Kelemahan dari proses ini yaitu terdapatnya tahapan penghilangan katalis sehingga memperbesar biaya proses.

Polimerisasi suspensi (slurry Polimeryzation)

Teknologi ini merupakan teknologi yang paling tua dalam pembuatan polyethylene. Philips Petroleum
Company telah mengembangkan proses slurry yang efisien untuk memproduksi LLDPE. Reaktor dibangun
menyerupai “large folder loop” yang mengandung serangkaian pipa dengan diameter 0.5 sampai 1 meter.
Gambar4. polimerisasi suspensi (Phillips Petroleum)

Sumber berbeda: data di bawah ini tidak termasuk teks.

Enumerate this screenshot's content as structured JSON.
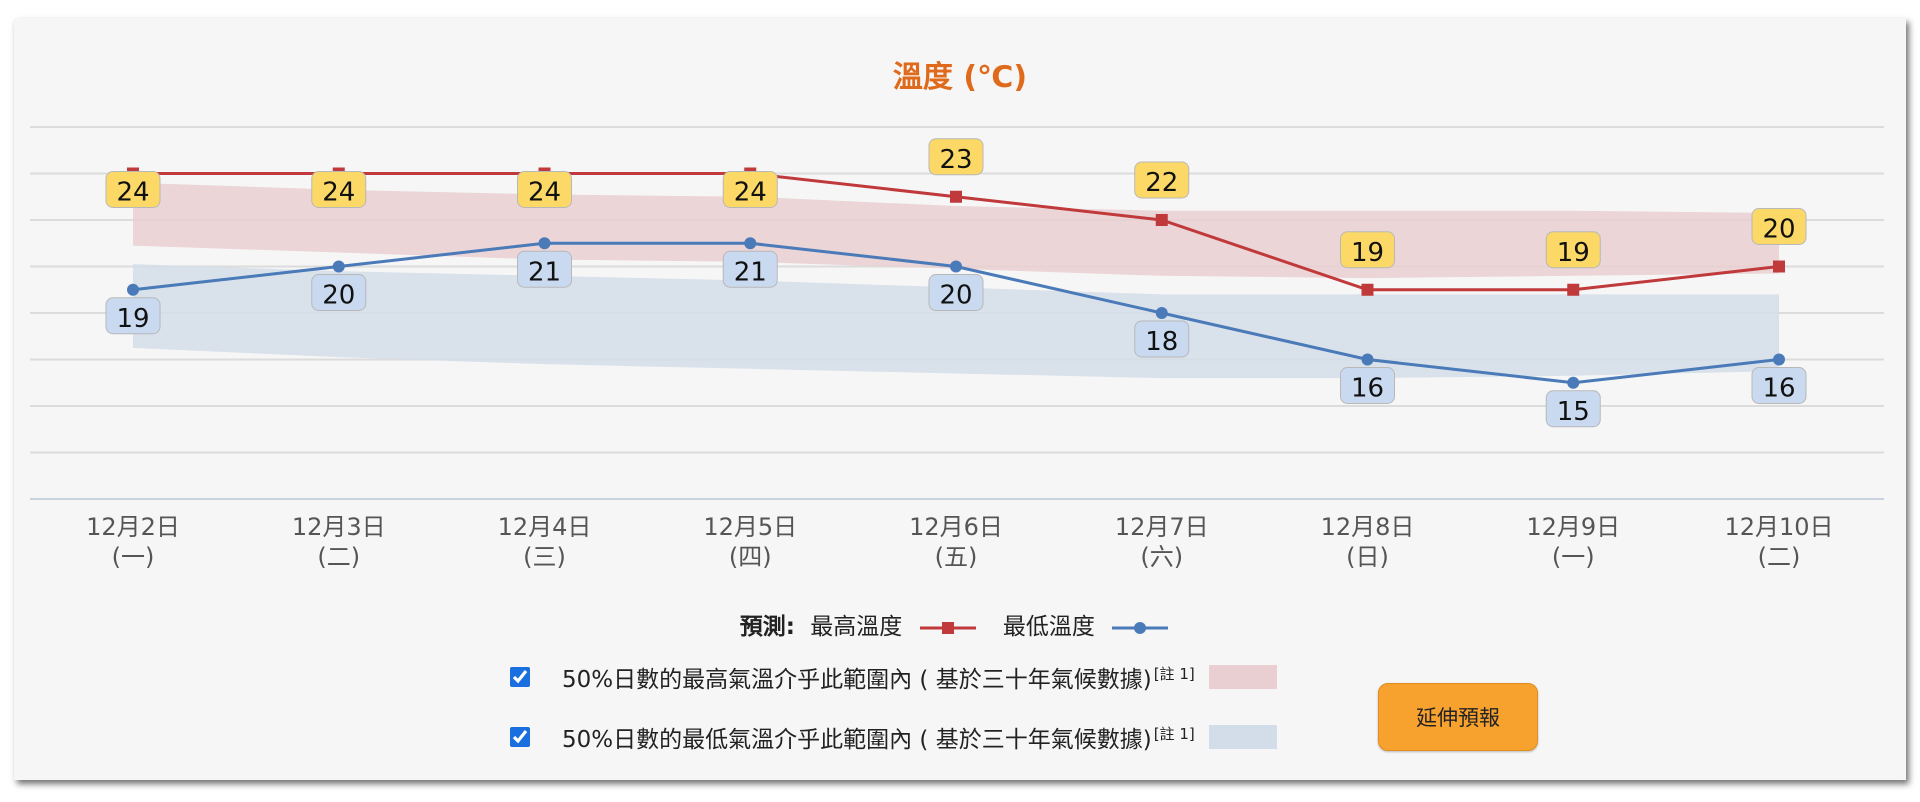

Reaktor berbentuk double loop diisi dengan suatu pelarut ringan (biasanya isobutene), dan mengelilingi loop dengan
kecepatan tinggi secara kontinyu [Kirk Othmer, et al. 1998] . Reaktor double loop bekerja pada tekanan 3,5 MN/m2,
temperatur 85 sampai 100°C, dan waktu tinggal rata-rata adalah 1,5 jam. Katalis chromium/titanium dipakai dalam
teknologi ini [Alagoke, Olabisi: 1997 ]. Katalis disuspensikan oleh pelarut dan diumpankan ke dalam reaktor [Ulman’s
encyclopedia, 1992]. Aliran campuran mengandung ethylene dan comonomer (1-butene, 1-hexene, 1-
oktene, atau 4-methyl-1-pentene), dikombinasikan dengan diluent hasil recycle dan suspensi katalis, diumpankan ke
dalam reaktor. Dalam reaktor tersebut kopolimer etilen membentuk partikel-partikel yang tumbuh berlainan
disekitar partikel katalis [Kirk Othmer, et al. 1998].

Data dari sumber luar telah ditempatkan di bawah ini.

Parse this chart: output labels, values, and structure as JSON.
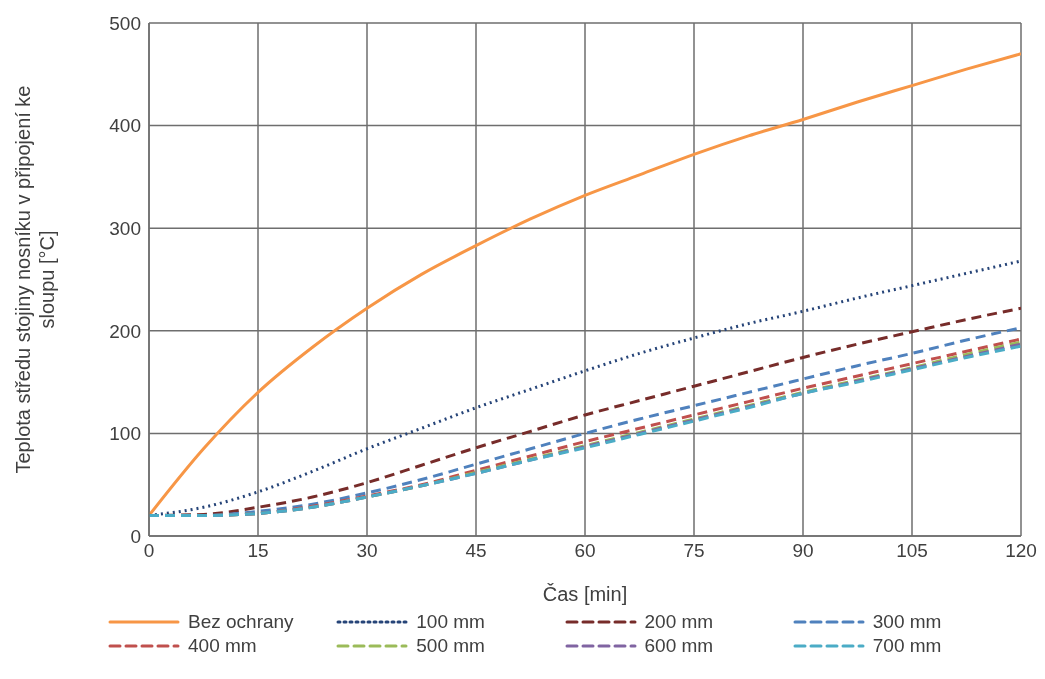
{
  "chart_data": {
    "type": "line",
    "xlabel": "Čas [min]",
    "ylabel": "Teplota středu stojiny nosníku v připojení ke sloupu [°C]",
    "x": [
      0,
      7.5,
      15,
      22.5,
      30,
      37.5,
      45,
      52.5,
      60,
      67.5,
      75,
      82.5,
      90,
      97.5,
      105,
      112.5,
      120
    ],
    "xlim": [
      0,
      120
    ],
    "xticks": [
      0,
      15,
      30,
      45,
      60,
      75,
      90,
      105,
      120
    ],
    "ylim": [
      0,
      500
    ],
    "yticks": [
      0,
      100,
      200,
      300,
      400,
      500
    ],
    "grid": true,
    "legend": "bottom",
    "marker": "none",
    "series": [
      {
        "name": "Bez ochrany",
        "color": "#f79646",
        "line_style": "solid",
        "values": [
          20,
          85,
          140,
          184,
          222,
          255,
          283,
          309,
          332,
          352,
          372,
          390,
          406,
          423,
          439,
          455,
          470
        ]
      },
      {
        "name": "100 mm",
        "color": "#264478",
        "line_style": "dotted",
        "values": [
          20,
          28,
          43,
          63,
          85,
          105,
          125,
          143,
          161,
          178,
          193,
          207,
          219,
          232,
          244,
          256,
          268
        ]
      },
      {
        "name": "200 mm",
        "color": "#772c2a",
        "line_style": "dashed",
        "values": [
          20,
          21,
          28,
          38,
          52,
          69,
          86,
          102,
          118,
          132,
          146,
          160,
          174,
          187,
          199,
          211,
          222
        ]
      },
      {
        "name": "300 mm",
        "color": "#4f81bd",
        "line_style": "dashed",
        "values": [
          20,
          20,
          24,
          31,
          42,
          55,
          70,
          85,
          100,
          114,
          127,
          140,
          153,
          166,
          178,
          191,
          203
        ]
      },
      {
        "name": "400 mm",
        "color": "#c0504d",
        "line_style": "dashed",
        "values": [
          20,
          20,
          22,
          29,
          39,
          50,
          64,
          78,
          92,
          105,
          118,
          131,
          144,
          156,
          168,
          180,
          192
        ]
      },
      {
        "name": "500 mm",
        "color": "#9bbb59",
        "line_style": "dashed",
        "values": [
          20,
          20,
          22,
          28,
          38,
          49,
          62,
          75,
          88,
          101,
          114,
          127,
          140,
          152,
          164,
          177,
          189
        ]
      },
      {
        "name": "600 mm",
        "color": "#8064a2",
        "line_style": "dashed",
        "values": [
          20,
          20,
          22,
          28,
          38,
          49,
          61,
          74,
          87,
          100,
          113,
          126,
          139,
          151,
          163,
          175,
          187
        ]
      },
      {
        "name": "700 mm",
        "color": "#4bacc6",
        "line_style": "dashed",
        "values": [
          20,
          20,
          22,
          28,
          38,
          49,
          61,
          74,
          86,
          99,
          112,
          125,
          139,
          150,
          162,
          174,
          185
        ]
      }
    ]
  }
}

Temperatur merupakan variabel operasi yang paling kritis dan harus selalu dikontrol untuk menghindari
terjadinya swelling (pengembangan) dari polimer. Setelah melewati waktu tinggal antara 1.5 sampai 3 jam, resin
mengendap secara singkat dalam tahap pengendapan di tepi bawah loop dan dilepaskan menuju ke flash tank.
Akhirnya pelarut dan monomer yang terpisah masuk ke dalam sistem recovery pelarut untuk pemurnian
dan recycling [Kirk Othmer, et al. 1998].